California Democrats pass Newsom's proposal that could penalize oil company profits
Oil companies will have to submit vast amounts of data on pricing and supply.
A proposal by Gov. Gavin Newsom aimed at preventing gas price spikes in California passed Monday in the Assembly, closing out the bill's whirlwind run through the Legislature and all but ensuring it becomes law.
The legislation, Senate Bill X 1-2, will require oil market participants in the state to submit vast amounts of data to a new division within the California Energy Commission that will decide whether to cap and penalize oil refiners’ profits. Newsom is expected to sign the measure Tuesday. It was first proposed as part of a special session he called in December.
Initially conceived as a windfall profits tax, and then a cap on earnings, the bill evolved into a targeted approach to analyze complex oil industry pricing and enable penalties if the new division determines that penalties would protect consumers.
“My biggest fear was that the penalty would just be passed on to consumers,” Assemblyman Al Muratsuchi (D-Torrance) said during Monday's Assembly floor debate. “That is a bipartisan concern. This measure, it doesn't require penalties, it doesn't require any maximum profit caps."
Instead, he said, it adds transparency to the oil market and requires the Energy Commission to justify any penalty.
The bill, which cleared the Senate on Thursday, passed in the Assembly in a 53-19 vote — with opposition coming from the chamber's 18 Republicans and from Assemblywoman Jasmeet Bain (D-Kern County). Votes were not recorded for eight Democrats.
“This is an industry that has been allowed to operate in the shadows,” Lauren Sanchez, Newsom’s senior climate advisor, told the Assembly Utilities and Energy Committee Monday morning. “It has lacked the accountability, the transparency and the oversight that we have long required of other critical sectors.”
The Assembly floor vote came after Newsom’s administration introduced amendments that appeased lawmakers who expressed concern over unintended consequences of tinkering with a complex market.
Republicans and oil industry representatives blasted the bill’s hasty passage, raised doubts that it would work as intended and expressed concerns for oil workers.

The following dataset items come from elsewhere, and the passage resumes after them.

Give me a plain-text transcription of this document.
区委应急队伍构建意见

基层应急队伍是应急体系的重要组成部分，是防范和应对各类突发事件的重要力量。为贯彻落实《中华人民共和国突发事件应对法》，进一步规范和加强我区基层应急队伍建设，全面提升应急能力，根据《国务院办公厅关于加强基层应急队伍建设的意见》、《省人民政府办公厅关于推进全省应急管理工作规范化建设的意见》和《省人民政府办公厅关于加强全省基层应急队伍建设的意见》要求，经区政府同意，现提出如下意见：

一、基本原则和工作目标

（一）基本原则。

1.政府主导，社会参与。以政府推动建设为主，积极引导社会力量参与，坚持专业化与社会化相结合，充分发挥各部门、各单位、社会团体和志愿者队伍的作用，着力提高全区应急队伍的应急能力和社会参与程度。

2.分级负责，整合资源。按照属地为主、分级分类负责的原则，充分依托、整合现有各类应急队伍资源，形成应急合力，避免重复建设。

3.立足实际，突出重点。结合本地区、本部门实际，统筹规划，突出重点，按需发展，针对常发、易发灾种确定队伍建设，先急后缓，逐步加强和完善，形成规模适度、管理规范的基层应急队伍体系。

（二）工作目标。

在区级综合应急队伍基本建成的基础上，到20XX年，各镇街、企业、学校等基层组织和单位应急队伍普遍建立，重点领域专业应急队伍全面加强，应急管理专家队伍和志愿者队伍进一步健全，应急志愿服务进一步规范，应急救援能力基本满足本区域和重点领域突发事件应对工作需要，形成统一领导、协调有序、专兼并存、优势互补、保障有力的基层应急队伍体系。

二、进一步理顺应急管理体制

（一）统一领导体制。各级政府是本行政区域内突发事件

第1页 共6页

“The bill that you’re rushing through the process adds bodies, adds bureaucracy at the California Energy Commission, adds audits, adds penalties,” Eloy Garcia, a Western States Petroleum Association lobbyist, told the committee. “What it does not do is add supply. It does not expedite port or pipeline infrastructure.”

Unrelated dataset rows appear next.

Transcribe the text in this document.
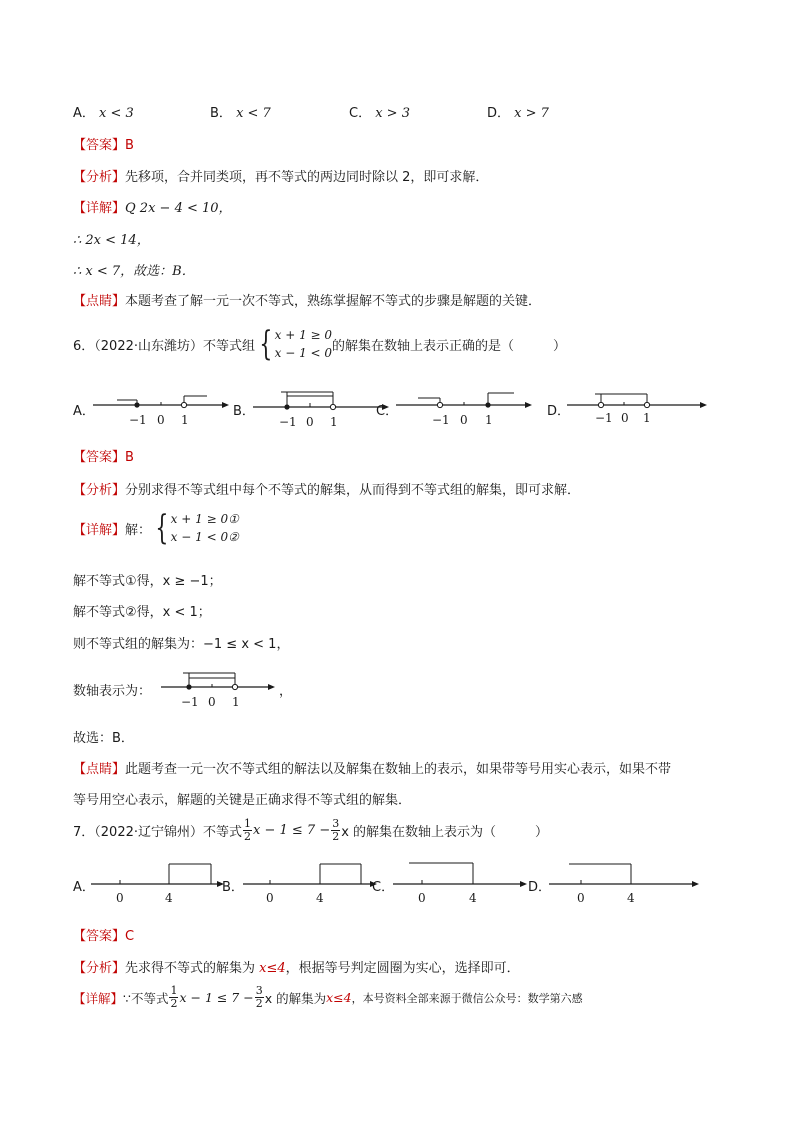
A． x < 3	B． x < 7	C． x > 3	D． x > 7
【答案】B
【分析】先移项，合并同类项，再不等式的两边同时除以 2，即可求解．
【详解】Q 2x − 4 < 10，
∴ 2x < 14，
∴ x < 7，故选：B．
【点睛】本题考查了解一元一次不等式，熟练掌握解不等式的步骤是解题的关键．
6．（2022·山东潍坊）不等式组 { x + 1 ≥ 0
x − 1 < 0 的解集在数轴上表示正确的是（　　　）
A．
−1 0 1
B．
−1 0 1
C．
−1 0 1
D． −1 0 1
【答案】B
【分析】分别求得不等式组中每个不等式的解集，从而得到不等式组的解集，即可求解．
【详解】 解： { x + 1 ≥ 0①
x − 1 < 0②
解不等式①得，x ≥ −1；
解不等式②得，x < 1；
则不等式组的解集为：−1 ≤ x < 1，
数轴表示为：
−1 0 1
，
故选：B．
【点睛】此题考查一元一次不等式组的解法以及解集在数轴上的表示，如果带等号用实心表示，如果不带
等号用空心表示，解题的关键是正确求得不等式组的解集．
7．（2022·辽宁锦州）不等式 $\frac{1}{2}$ $x - 1 \le 7 - \frac{3}{2}$ x 的解集在数轴上表示为（　　　）
A．
0	4
B．
0	4
C．
0	4
D．
0	4
【答案】C
【分析】先求得不等式的解集为 x≤4，根据等号判定圆圈为实心，选择即可．
【详解】 ∵不等式 $\frac{1}{2}$ $x - 1 \le 7 - \frac{3}{2}$ x 的解集为 x≤4 ，本号资料全部来源于微信公众号：数学第六感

Assemblyman Jim Patterson (R-Fresno), noted the bill had not gone through the chamber’s Appropriations Committee despite an Energy Commission estimate that it would cost $9.4 million to hire 34 people for the new division.
Newsom first called for a windfall tax on oil companies last fall after average gas prices in California reached more than $6 per gallon. Oil companies reported record-high profits and their margins were higher in California than in the rest of the country.

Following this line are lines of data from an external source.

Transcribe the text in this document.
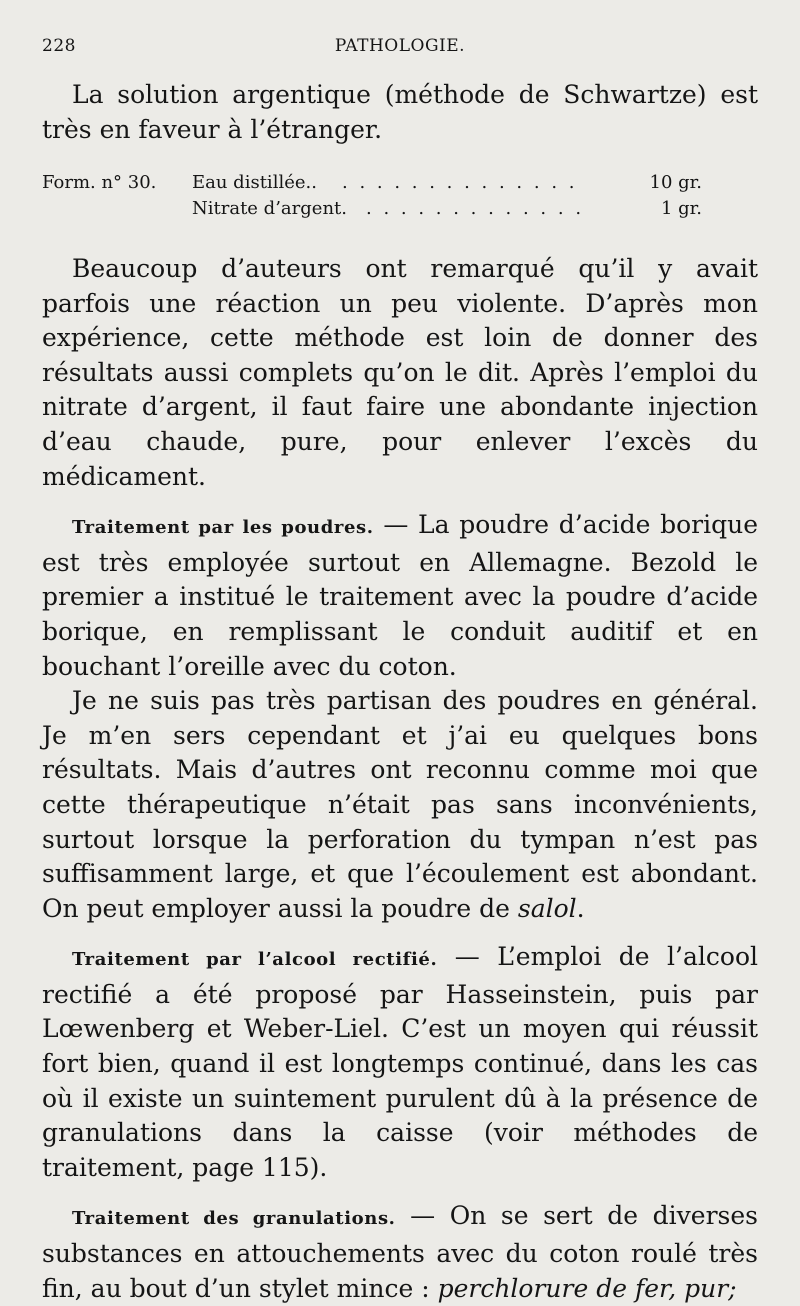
228	PATHOLOGIE.

La solution argentique (méthode de Schwartze) est très en faveur à l’étranger.

Form. n° 30. Eau distillée.. . . . . . . . . . . . . . .	10 gr.
Nitrate d’argent. . . . . . . . . . . . . .	1 gr.

Beaucoup d’auteurs ont remarqué qu’il y avait parfois une réaction un peu violente. D’après mon expérience, cette méthode est loin de donner des résultats aussi complets qu’on le dit. Après l’emploi du nitrate d’argent, il faut faire une abondante injection d’eau chaude, pure, pour enlever l’excès du médicament.

Traitement par les poudres. — La poudre d’acide borique est très employée surtout en Allemagne. Bezold le premier a institué le traitement avec la poudre d’acide borique, en remplissant le conduit auditif et en bouchant l’oreille avec du coton.

Je ne suis pas très partisan des poudres en général. Je m’en sers cependant et j’ai eu quelques bons résultats. Mais d’autres ont reconnu comme moi que cette thérapeutique n’était pas sans inconvénients, surtout lorsque la perforation du tympan n’est pas suffisamment large, et que l’écoulement est abondant. On peut employer aussi la poudre de salol.

Traitement par l’alcool rectifié. — L’emploi de l’alcool rectifié a été proposé par Hasseinstein, puis par Lœwenberg et Weber-Liel. C’est un moyen qui réussit fort bien, quand il est longtemps continué, dans les cas où il existe un suintement purulent dû à la présence de granulations dans la caisse (voir méthodes de traitement, page 115).

Traitement des granulations. — On se sert de diverses substances en attouchements avec du coton roulé très fin, au bout d’un stylet mince : perchlorure de fer, pur;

He called a special session of the Legislature in December to address what he called the companies’ “price gouging.” At his request, Sen. Nancy Skinner (D-Berkeley) introduced a proposal that would have set a cents-per-gallon cap on oil companies’ profits and penalized profits above the margin.
Working with Newsom’s administration, Skinner introduced amendments to the proposal on March 20 to create the Petroleum Market Oversight Division at the Energy Commission. The legislation directs the division to collect data and analyze every link of the oil supply chain and then tailor solutions to their findings, including an optional penalty on profit margins.
“This does not guarantee a penalty,” Skinner said Monday. “It sets up a mechanism to do so if it is warranted. But, of course, if the oil companies' practices are such that it is not warranted then the penalty would never be used.”